О чём он думал, зачем вспоминал. Когда Жарков только начинал работать, его забросили на неделю в пригородное село, где всегда было и тихо, и мирно, а потом случился масштабный ужас. Порезали две семьи, зацепок – никаких. Молодого опера закрепили на точку в местной церквушке, потому как имелось наивное предположение, что убийство произошло почти случайно, а виновник обязательно придет на исповедь. И вот днями и ночами Жарков крутился внутри, рассматривал иконы, роспись потолка и стен, – и надеялся, что убийца мудрее великозвёздных руководителей и не будет искать прощения.
– Я боюсь, – признался Жарков, а батюшка ответил:
– Все боятся.
Наверное, стоило сказать, что страх – это грех, и бояться ни в коем случае не нужно, лучше довериться Богу.
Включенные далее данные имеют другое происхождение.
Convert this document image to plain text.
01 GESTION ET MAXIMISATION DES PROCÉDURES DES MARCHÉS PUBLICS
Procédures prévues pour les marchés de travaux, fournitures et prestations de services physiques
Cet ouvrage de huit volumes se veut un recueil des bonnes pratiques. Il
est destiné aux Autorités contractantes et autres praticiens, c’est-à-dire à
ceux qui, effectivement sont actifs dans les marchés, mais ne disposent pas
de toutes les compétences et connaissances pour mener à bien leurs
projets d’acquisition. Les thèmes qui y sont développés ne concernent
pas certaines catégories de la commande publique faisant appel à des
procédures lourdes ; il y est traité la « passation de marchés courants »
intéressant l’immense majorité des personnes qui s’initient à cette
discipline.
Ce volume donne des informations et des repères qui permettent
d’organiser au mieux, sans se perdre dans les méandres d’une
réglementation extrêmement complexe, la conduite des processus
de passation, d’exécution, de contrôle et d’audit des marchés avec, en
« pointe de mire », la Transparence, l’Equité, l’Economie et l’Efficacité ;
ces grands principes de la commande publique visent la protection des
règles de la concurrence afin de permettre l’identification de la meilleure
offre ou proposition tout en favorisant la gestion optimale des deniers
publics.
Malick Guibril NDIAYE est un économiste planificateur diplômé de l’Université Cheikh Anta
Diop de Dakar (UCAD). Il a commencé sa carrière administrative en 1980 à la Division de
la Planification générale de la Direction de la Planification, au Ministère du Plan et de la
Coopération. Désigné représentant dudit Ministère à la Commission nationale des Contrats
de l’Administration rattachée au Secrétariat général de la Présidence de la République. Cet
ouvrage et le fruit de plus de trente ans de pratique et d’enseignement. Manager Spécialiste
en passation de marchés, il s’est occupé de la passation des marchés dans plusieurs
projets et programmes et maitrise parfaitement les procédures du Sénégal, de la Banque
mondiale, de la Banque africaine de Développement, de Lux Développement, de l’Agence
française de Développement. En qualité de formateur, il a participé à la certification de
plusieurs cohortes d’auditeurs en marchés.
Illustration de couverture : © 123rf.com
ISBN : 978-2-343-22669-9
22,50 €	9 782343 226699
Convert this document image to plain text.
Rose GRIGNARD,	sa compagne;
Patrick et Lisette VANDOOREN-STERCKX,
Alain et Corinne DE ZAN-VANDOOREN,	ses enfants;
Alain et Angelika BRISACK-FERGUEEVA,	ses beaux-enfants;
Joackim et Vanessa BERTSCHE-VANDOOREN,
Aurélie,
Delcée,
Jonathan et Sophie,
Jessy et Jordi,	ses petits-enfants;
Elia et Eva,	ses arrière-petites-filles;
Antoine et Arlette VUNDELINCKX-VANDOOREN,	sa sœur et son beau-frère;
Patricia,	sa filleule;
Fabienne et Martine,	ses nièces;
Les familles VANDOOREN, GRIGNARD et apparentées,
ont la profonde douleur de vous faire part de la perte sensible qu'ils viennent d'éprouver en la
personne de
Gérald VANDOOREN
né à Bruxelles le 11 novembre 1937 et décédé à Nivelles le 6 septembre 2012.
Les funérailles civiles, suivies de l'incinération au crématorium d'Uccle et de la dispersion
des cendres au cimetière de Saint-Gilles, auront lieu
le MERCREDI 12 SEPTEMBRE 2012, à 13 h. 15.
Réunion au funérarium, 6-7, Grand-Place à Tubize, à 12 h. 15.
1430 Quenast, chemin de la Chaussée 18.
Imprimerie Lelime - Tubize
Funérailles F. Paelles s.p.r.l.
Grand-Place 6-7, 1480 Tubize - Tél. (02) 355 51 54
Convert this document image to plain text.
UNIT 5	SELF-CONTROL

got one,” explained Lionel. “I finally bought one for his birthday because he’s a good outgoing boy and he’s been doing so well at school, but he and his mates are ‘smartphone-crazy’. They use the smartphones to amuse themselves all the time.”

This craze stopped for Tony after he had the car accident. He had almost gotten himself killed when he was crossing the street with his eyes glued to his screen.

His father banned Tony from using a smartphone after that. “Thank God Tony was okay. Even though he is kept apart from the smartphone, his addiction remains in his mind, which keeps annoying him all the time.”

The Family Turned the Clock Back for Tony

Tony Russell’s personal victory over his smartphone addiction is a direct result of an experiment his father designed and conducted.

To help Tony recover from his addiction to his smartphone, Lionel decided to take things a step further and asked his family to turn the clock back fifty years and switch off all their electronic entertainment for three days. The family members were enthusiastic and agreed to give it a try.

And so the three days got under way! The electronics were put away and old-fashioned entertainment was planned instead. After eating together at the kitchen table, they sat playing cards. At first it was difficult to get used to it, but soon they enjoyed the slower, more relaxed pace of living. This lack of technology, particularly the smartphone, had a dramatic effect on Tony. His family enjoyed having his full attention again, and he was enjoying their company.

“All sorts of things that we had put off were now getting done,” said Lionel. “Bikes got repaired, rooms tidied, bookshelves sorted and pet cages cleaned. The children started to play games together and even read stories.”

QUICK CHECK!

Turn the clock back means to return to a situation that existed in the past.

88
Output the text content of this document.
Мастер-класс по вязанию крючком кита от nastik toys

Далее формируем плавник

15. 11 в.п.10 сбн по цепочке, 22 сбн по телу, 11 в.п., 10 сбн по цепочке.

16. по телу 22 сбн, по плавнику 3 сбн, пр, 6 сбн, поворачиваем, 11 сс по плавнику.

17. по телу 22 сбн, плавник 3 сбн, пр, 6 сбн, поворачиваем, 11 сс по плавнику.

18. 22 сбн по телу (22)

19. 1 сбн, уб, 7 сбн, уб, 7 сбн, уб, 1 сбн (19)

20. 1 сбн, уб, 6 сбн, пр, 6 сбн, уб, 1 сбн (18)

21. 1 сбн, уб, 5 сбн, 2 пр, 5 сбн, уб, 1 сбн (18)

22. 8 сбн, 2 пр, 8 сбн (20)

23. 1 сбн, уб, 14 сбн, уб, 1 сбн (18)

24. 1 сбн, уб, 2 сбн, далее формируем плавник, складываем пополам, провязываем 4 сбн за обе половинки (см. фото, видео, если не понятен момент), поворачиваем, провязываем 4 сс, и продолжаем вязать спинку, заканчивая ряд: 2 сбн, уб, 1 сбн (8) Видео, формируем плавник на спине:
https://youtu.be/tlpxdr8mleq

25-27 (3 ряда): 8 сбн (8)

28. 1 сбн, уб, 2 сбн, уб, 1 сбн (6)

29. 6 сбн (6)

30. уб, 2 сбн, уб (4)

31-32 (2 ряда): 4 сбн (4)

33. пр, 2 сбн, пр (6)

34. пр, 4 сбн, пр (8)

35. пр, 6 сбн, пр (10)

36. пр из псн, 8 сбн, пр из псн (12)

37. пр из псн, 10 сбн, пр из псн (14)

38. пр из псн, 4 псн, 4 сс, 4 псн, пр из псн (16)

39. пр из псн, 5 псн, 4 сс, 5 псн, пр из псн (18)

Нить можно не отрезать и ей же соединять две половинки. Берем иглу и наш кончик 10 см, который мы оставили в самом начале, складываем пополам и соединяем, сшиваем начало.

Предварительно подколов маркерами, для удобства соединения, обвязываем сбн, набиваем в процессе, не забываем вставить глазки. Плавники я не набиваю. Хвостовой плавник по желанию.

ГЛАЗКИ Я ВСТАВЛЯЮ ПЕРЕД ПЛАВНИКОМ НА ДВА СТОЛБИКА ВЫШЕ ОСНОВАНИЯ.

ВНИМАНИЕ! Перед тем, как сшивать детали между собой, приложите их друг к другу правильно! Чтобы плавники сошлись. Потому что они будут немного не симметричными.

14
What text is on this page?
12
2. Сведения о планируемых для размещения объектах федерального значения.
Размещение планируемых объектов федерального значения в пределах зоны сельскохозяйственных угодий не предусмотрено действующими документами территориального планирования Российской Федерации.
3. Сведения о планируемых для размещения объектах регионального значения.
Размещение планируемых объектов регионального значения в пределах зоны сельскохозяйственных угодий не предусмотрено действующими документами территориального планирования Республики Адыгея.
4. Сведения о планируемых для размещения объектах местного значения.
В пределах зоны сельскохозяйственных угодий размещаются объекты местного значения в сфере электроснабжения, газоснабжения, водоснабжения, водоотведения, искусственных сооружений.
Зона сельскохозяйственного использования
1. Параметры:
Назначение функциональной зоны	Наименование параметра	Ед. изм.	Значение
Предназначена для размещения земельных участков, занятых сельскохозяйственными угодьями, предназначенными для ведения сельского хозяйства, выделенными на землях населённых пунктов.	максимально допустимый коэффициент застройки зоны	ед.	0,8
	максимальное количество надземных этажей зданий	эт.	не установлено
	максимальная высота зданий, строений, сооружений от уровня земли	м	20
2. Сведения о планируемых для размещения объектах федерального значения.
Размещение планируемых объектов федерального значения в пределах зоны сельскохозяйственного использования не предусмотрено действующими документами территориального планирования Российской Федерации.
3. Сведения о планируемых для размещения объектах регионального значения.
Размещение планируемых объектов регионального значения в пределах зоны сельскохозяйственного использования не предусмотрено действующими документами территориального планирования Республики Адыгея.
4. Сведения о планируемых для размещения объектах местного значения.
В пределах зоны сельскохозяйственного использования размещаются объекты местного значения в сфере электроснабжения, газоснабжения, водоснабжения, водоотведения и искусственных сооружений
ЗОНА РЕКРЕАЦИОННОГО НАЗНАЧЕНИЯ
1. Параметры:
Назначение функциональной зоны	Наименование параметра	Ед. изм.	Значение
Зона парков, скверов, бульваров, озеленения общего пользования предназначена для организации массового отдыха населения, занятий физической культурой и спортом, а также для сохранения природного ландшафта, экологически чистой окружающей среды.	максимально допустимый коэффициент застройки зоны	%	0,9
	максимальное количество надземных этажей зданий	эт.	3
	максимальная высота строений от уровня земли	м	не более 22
Но каждый предпочитал говорить правду.
Что-то ещё происходило в этой церкви, но Жарков не помнил. Точнее, помнил, но не хотел задумываться: отголоски чуда, присутствие того или этого, необъяснимое и ладное. Убийца не появился. Его нашли потом мёртвым, собрали наверняка важные доказательства. Жарков не вникал, и забыл почти о той первой неделе, и не думал, что придётся вспоминать.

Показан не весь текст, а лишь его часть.